I know,I know. I said I would share the completed workroom with you today, but the project is taking longer than I expected. To make a long story short, I got a bit sidetracked with a friend at the $2 Fabric store, and before I knew it, I had lost several hours of paint time. (but I had oh, so much fun, and got even more inspired!) As soon as the room is the way I want it, I will post all the details...I promise.
Wow. It's New Year's eve, 2007. Finally.
Looking back, I feel like 2007 was a giant circle, ten years long, like last January was forever ago. For me, it was a year of enormous change and growth. Going from the deepest hurt and sadness I've ever known, to fear, sheer panic and fight for survival, to acceptance, contentment and peace.

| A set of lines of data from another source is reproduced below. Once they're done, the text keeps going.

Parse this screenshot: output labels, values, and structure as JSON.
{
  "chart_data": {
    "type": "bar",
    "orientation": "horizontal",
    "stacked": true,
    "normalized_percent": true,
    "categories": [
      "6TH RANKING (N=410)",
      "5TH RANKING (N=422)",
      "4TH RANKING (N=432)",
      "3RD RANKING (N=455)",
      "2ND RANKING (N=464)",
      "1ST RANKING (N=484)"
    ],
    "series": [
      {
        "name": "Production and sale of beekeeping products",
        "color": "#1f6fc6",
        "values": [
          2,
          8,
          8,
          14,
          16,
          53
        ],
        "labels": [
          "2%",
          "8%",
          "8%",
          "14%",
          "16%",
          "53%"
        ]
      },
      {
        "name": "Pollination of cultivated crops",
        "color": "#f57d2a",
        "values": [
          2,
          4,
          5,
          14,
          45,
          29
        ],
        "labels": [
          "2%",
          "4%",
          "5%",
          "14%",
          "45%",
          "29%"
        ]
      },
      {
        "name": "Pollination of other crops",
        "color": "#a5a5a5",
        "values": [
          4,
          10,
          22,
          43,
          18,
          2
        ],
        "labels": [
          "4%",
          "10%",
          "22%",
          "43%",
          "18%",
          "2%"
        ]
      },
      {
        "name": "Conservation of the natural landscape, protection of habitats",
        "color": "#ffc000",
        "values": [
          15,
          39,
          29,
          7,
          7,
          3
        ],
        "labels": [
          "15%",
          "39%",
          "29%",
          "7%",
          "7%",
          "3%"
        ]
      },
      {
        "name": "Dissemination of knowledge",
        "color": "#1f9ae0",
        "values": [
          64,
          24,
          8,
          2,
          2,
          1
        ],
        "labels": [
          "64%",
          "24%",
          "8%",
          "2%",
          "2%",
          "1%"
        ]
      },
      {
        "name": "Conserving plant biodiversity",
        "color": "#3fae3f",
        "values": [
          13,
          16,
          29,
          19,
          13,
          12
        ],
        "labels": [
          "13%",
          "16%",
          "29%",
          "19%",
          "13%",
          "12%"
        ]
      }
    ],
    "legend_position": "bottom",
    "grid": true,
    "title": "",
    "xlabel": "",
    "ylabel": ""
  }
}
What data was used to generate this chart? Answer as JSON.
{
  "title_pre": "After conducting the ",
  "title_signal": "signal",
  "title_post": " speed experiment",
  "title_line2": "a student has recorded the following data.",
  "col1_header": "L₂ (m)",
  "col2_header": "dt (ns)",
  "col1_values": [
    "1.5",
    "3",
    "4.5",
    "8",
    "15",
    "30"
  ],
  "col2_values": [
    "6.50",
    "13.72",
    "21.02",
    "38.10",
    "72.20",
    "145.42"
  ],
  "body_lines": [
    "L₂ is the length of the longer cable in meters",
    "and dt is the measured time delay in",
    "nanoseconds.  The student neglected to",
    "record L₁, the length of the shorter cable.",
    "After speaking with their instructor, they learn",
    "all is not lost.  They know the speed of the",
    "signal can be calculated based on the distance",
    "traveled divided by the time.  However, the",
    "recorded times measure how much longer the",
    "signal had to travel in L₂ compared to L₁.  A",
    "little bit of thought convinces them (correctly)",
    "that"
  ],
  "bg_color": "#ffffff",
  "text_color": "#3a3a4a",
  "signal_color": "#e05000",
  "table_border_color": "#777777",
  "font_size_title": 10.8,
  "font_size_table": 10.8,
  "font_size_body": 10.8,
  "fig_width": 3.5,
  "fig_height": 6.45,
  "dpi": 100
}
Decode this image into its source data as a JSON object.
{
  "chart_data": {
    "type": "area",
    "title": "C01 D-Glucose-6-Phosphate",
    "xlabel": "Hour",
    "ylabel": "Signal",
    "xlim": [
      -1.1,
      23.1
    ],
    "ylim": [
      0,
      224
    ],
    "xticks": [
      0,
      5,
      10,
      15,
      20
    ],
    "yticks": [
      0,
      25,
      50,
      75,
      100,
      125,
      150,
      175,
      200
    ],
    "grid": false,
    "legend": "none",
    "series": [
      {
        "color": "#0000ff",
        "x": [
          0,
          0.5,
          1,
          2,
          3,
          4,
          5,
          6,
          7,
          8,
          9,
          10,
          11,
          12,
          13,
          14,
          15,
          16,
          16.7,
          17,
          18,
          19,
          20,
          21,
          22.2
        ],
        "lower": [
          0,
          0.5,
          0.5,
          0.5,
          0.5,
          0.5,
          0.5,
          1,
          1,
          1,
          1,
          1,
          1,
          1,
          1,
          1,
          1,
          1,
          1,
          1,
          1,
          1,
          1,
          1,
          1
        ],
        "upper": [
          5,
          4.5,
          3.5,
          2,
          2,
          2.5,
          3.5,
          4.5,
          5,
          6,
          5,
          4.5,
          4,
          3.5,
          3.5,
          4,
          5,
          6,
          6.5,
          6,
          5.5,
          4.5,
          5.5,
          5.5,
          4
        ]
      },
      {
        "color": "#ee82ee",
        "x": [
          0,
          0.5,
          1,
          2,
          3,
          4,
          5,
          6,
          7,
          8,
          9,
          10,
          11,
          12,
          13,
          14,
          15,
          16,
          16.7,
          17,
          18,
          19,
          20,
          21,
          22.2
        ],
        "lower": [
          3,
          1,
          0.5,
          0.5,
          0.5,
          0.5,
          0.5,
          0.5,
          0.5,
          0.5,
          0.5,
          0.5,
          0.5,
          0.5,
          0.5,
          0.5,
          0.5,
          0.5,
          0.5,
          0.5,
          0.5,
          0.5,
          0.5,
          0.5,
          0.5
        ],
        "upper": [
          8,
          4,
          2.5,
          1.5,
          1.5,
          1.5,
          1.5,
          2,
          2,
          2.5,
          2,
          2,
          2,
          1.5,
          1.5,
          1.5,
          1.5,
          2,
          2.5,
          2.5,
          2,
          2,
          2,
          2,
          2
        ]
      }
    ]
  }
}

I've so very, very much to be grateful for. I don't want to ever forget 2007, because it brought me where I am today, and has made me who I am. I'm not saying I was a bad person before, but I wasn't as appreciative for the things in this life that really matter. Oh, I thought I was, but I was the more the "lite" version of me, if that makes any sense.
Now, I've become the me I didn't know was there at all. I keep remembering the quote from Winne the Pooh because that seems to say it all for describing the past year for me personally:
You are braver than you believe, stronger than you seem, and smarter than you think.
I'd like to think I'm a better person for having had this year.